It seems as if the words “fiscal cliff” can be seen everywhere. For most Americans, the impending tax increases and spending cuts are something over which to lose sleep, but tax uncertainty is fueling major growth for the donor advised fund (DAF) of San Francisco, Calif.-based Schwab Charitable. Between July and October 2012, Schwab Charitable saw its total contributions increase by $188 million, or 74 percent, compared to the same period in 2011.
Schwab Charitable President Kim Laughton said the number one issue for her account holders is the possible estate exclusion reduction. Currently, up to $5 million is excluded from the estate tax. That number could drop to $1 million next year. “People who have between $1 million and $5 million in net worth are faced with a situation where they’re trying to make sure to give as much to their heirs tax-free,” said Laughton. “Doing that before next year makes sense.”
Account sizes range from $5,000 to $500 million, and Schwab Charitable’s total assets under management through the first two quarters of 2012 stood at $3.16 billion. Laughton said the increases in contributions are all across the board but especially “at the lower end because a DAF is such a convenient tool to use (for donations), much more than writing checks and keeping track of receipts,” she said. “As long as you have $5,000 to open an account, (a DAF is) accessible to everyone.
Laughton expects a similar increase for the remainder of 2012. Like the charitable organizations its account holders support, Schwab Charitable sees most of its contributions, about 60 percent, between Thanksgiving and Christmas. “We’re hoping to see similar growth levels” through the end of the year, said Laughton.
Besides reducing their estate burden, Laughton outlined four other possible reasons for account holders stepping up their contributions.
- Donors want to give gifts of appreciated stock to avoid capital gains taxes. Since 2003 the capital gains tax rate has been 15 percent, but it will jump to 20 percent in the new year if lawmakers allow the economy to careen off the fiscal cliff.
- Donors want to lock in their maximum tax deductions. President Obama has in the past proposed lowering the charitable tax deduction to 28 percent from 35 percent in his second term as a way to shore up the federal deficit.

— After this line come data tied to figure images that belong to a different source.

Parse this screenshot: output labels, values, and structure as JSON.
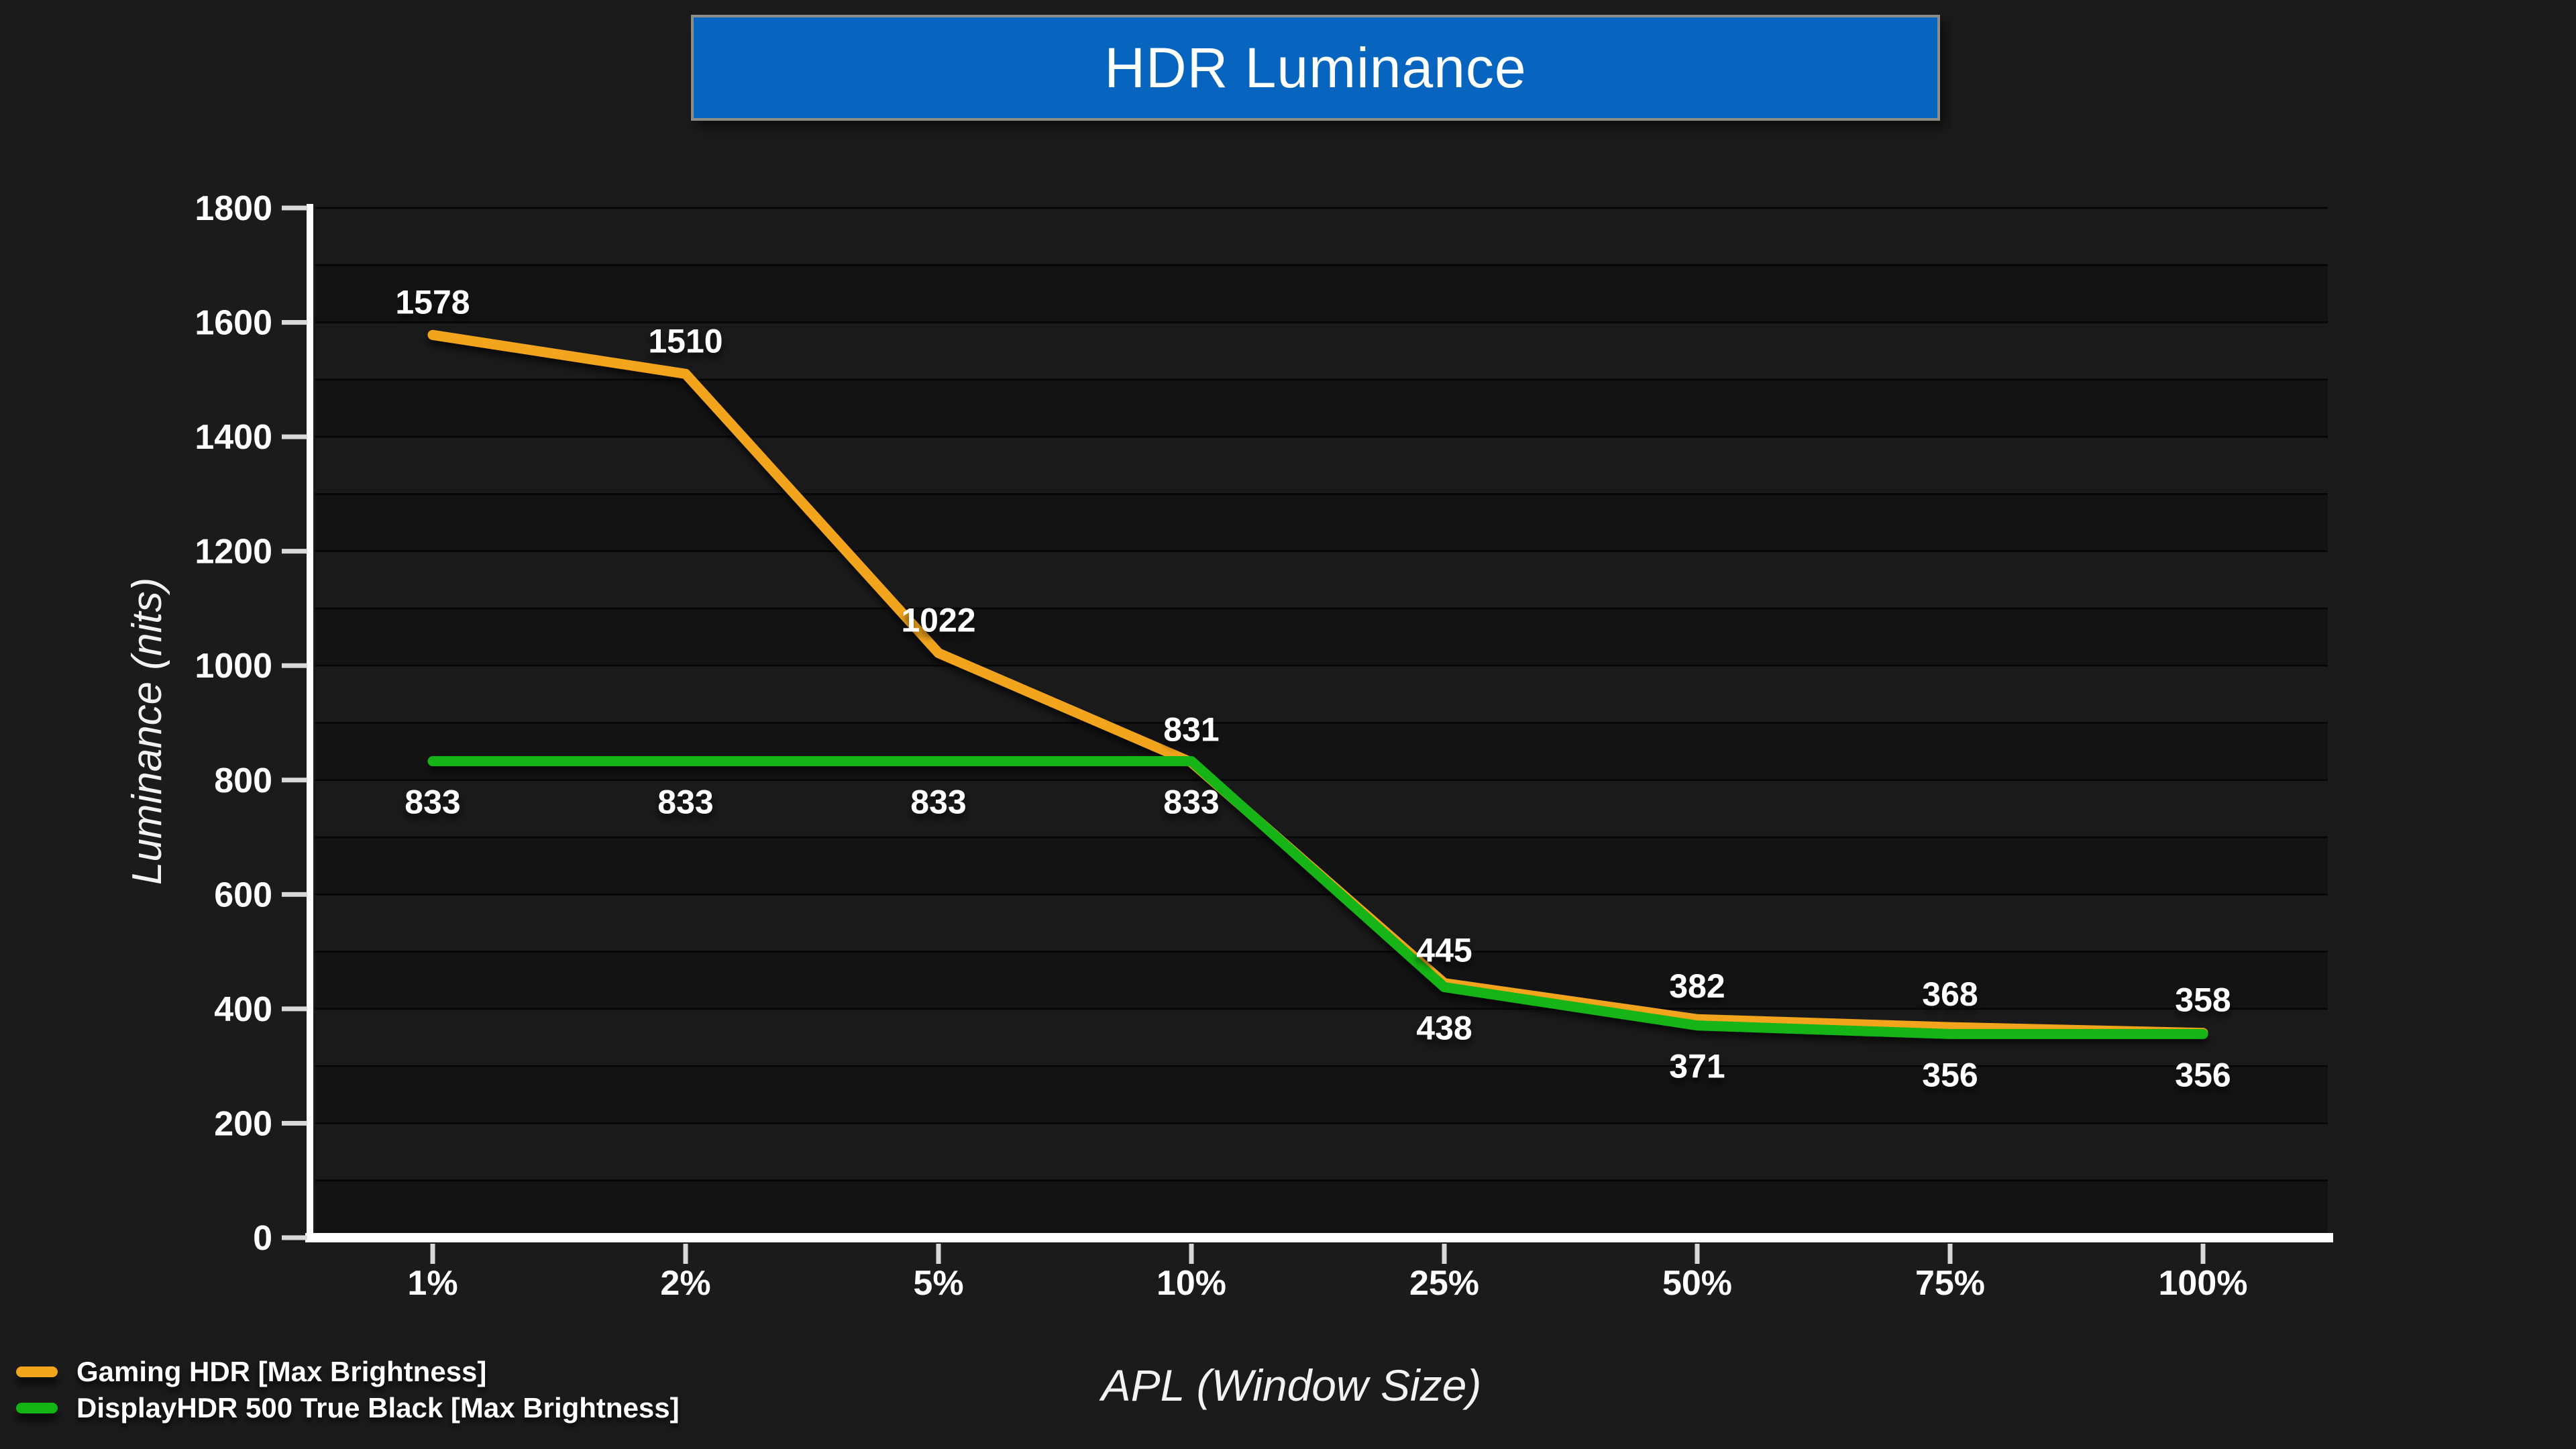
{
  "title": "HDR Luminance",
  "colors": {
    "background": "#1B1B1C",
    "banner_fill": "#0765BF",
    "banner_border": "#8D8D88",
    "band_light": "#1A1A1B",
    "band_dark": "#131314",
    "gridline": "#060607",
    "axis": "#FFFFFF",
    "tick": "#D9D9D9",
    "text": "#FFFFFF",
    "series_orange": "#F2A51C",
    "series_green": "#13B413"
  },
  "legend": {
    "items": [
      {
        "label": "Gaming HDR [Max Brightness]",
        "color": "#F2A51C"
      },
      {
        "label": "DisplayHDR 500 True Black [Max Brightness]",
        "color": "#13B413"
      }
    ]
  },
  "chart_data": {
    "type": "line",
    "title": "HDR Luminance",
    "xlabel": "APL (Window Size)",
    "ylabel": "Luminance (nits)",
    "categories": [
      "1%",
      "2%",
      "5%",
      "10%",
      "25%",
      "50%",
      "75%",
      "100%"
    ],
    "series": [
      {
        "name": "Gaming HDR [Max Brightness]",
        "color": "#F2A51C",
        "values": [
          1578,
          1510,
          1022,
          831,
          445,
          382,
          368,
          358
        ],
        "label_position": "above"
      },
      {
        "name": "DisplayHDR 500 True Black [Max Brightness]",
        "color": "#13B413",
        "values": [
          833,
          833,
          833,
          833,
          438,
          371,
          356,
          356
        ],
        "label_position": "below"
      }
    ],
    "ylim": [
      0,
      1800
    ],
    "y_tick_step": 200,
    "grid": "horizontal-minor-100",
    "legend_position": "bottom-left"
  }
}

- Donors want to reduce their income tax when converting a traditional IRA to a Roth IRA. “Charitable giving can help to offset the taxes resulting from such a conversion,” said Laughton in a statement.
- Donors want to enable tax-free growth of assets. Assets that grow while in a DAF are not subject to capital gains taxes.
One thing Laughton’s account holders are not worried about is donor fatigue in relation to Super Storm Sandy. “In the past, we’ve found disaster giving is generally not at the expense of other giving,” said Laughton. “People tend to give a certain amount, and then go above and beyond” when a disaster hits, she said, and she expects Sandy to have little effect on giving for the rest of the year.
“The nice thing about donor advised funds is they’re a ready source of funds to give,” said Laughton. “You don’t have to put aside extra money from your bank account. Giving from DAFs has gone up even in recessions and times of natural disasters.”